Should we change the names of military bases named after Confederate Generals?

I hate the Confederates as much, okay, MORE than the next guy, but let them have their toys. We’ll save on paperwork, letterhead, signs, and time wasted on stupid discussions about how fucking NOBLE those assholes were.

But I do like the Sherman idea.

I think we should take George Washington’s name off of everything because he owned slaves

Can we name bases after people we defeated? Why not?

Fort Hitler

Mussolini AFB

Camp Yamamoto

Works for me.

No, PSXer, you see, George Washington fought on the side of right, our side, and we won, so he deserves honors. But we don’t have a Fort Cornwallis near Yorktown. Really, why honor the losers?
We kept the names of the Rebs because they were the classmates of the Union generals anyway and the War Department wanted to throw the South a no-hard-feelings sop to popular sentiment. Sort of “we can’t stay mad at you”.
Still…* Fort Sherman, Georgia*. Yes, dropzone, doesn’t it just sing? Inspiring, I tell you…

Better yet, let’s auction off the naming rights to major corporations, like we do with municipal sports arenas. “Welcome to Pepsi Naval Air Station!”

Honestly, it never occurred to me until right now, but it is truly amazing that no active U.S. military base is named after the greatest general in American history, Ulysses S. Grant.

IIRC, they were allowed to adopt a highway – however, a decision was made to change the name of that particular road to the “Rosa Parks Highway” shortly after the Klan was given the go-ahead.

“Who was Nathan Bedford Forrest, daddy?”

“Well, he was a real son-of-a-bitch, son! Look him up. That’s why we keep his name on this, so you will ask.”

History is written by the winners. This is a bad thing for History. Kings and Pharaohs have been erasing their predecessors actions for a long time. This drives archaeologists crazy.

If you don’t want something bad to recur, you leave the raw truth out where everyone can see it, you don’t erase it.

That’s my take on it.

So name the crappy stuff after them, like garbage dumps and sewage plants. "Adolf Hitler Porta-Potty Co. Call 555-SHITLER)

Sure, which is why we keep his name on the battlefields, etc.

Putting people’s names on schools , etc is a honor .

The formerFt. Sherman is still known as “Sherman” locally. Ft. Grant is just a distant memory though. (Although I am currently developing and exhibit on endangered frogs that will go in one of its bunkers.)

Grant was immensely popular following the Civil War and most of the 19th century despite some political difficulties. There was a concerted effort by some historians to demonize Reconstruction and paint Grant as a drunkard who wasn’t a good military leader and an even worse president.
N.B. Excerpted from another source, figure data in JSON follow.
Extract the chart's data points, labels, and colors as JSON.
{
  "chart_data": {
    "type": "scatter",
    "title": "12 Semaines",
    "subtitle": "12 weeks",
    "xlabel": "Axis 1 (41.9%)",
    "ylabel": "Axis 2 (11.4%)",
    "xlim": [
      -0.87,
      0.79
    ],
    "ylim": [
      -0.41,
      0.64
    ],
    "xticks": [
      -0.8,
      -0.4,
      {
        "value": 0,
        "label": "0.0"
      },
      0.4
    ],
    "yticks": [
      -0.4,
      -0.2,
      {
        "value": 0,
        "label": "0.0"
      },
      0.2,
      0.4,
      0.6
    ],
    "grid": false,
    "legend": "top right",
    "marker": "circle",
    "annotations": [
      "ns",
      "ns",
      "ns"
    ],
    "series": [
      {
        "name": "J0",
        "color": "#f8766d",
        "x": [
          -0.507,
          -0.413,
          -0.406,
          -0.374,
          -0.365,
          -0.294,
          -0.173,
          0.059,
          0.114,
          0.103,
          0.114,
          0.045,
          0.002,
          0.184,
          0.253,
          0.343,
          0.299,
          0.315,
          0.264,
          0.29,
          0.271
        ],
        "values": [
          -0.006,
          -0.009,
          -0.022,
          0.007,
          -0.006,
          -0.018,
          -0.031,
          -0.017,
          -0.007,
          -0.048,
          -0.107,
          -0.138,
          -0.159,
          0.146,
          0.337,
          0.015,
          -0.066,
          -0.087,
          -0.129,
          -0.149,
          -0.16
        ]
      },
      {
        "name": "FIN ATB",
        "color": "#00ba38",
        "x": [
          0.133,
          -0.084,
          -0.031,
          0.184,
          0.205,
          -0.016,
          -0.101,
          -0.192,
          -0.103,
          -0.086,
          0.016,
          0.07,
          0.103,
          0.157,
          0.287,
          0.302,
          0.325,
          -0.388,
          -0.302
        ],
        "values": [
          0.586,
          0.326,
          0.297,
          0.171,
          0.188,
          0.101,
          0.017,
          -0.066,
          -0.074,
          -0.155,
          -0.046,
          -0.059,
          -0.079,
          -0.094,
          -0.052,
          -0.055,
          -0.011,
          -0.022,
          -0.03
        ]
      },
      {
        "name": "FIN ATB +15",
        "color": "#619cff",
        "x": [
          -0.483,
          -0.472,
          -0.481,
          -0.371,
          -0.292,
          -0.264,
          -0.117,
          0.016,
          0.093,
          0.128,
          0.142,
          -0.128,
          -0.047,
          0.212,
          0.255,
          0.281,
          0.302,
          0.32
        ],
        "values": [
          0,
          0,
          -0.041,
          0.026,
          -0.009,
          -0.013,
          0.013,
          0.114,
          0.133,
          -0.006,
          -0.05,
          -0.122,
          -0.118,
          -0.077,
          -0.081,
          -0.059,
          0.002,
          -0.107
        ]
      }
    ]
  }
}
These folks dominated the historical narrative well into the 1960s.

I know that TPTB would not approve of a firebase in II Corps South Viet Nam being named “Fire Base Little Big Horn”*, “Fire Base Dien Bien Phu Two”, or “Fire Base Balaclava”**.

*Which surprised us because we were in the 7th Cavalry Regiment.
**Okay, it took them a while to disapprove of that one.

You could have called it Fire Base Long Island and the brass would have been none the wiser.

To the OP. The names have been around for decades. I wonder why you need to change them now.

I agree with this

Well, for years the Southern apologists have had free run in the South. Many of the States flags were CSA versions, etc. Finally, education is starting to seep in. The “War of Northern Agression” is now belatedly realized as no such thing, and that indeed, Slavery was a major cause of that war.

It’s only taken a hundred & fifty years.

Yep. And Hiroshima should be changed to Eisenhowerville.

Damn bunch of losers.

Why Eisenhower?

Ah, ah – no, we’re not talking of renaming somebody else’s cities. We’re talking of naming OUR military’s installations on *our home soil. Which should be done to celebrate leaders we want celebrated for their valor, their success and their loyalty (loyalty to the right cause and nation, that is…). And some of the posters want to extend that to our public facilities *in general.

Why stop at military bases?

Friends of mine who grew up in Jacksonville, Florida report every public school they attended was named for some officer of the Confederacy.

I don’t mean 100 years ago; I mean in the latter part of the last century.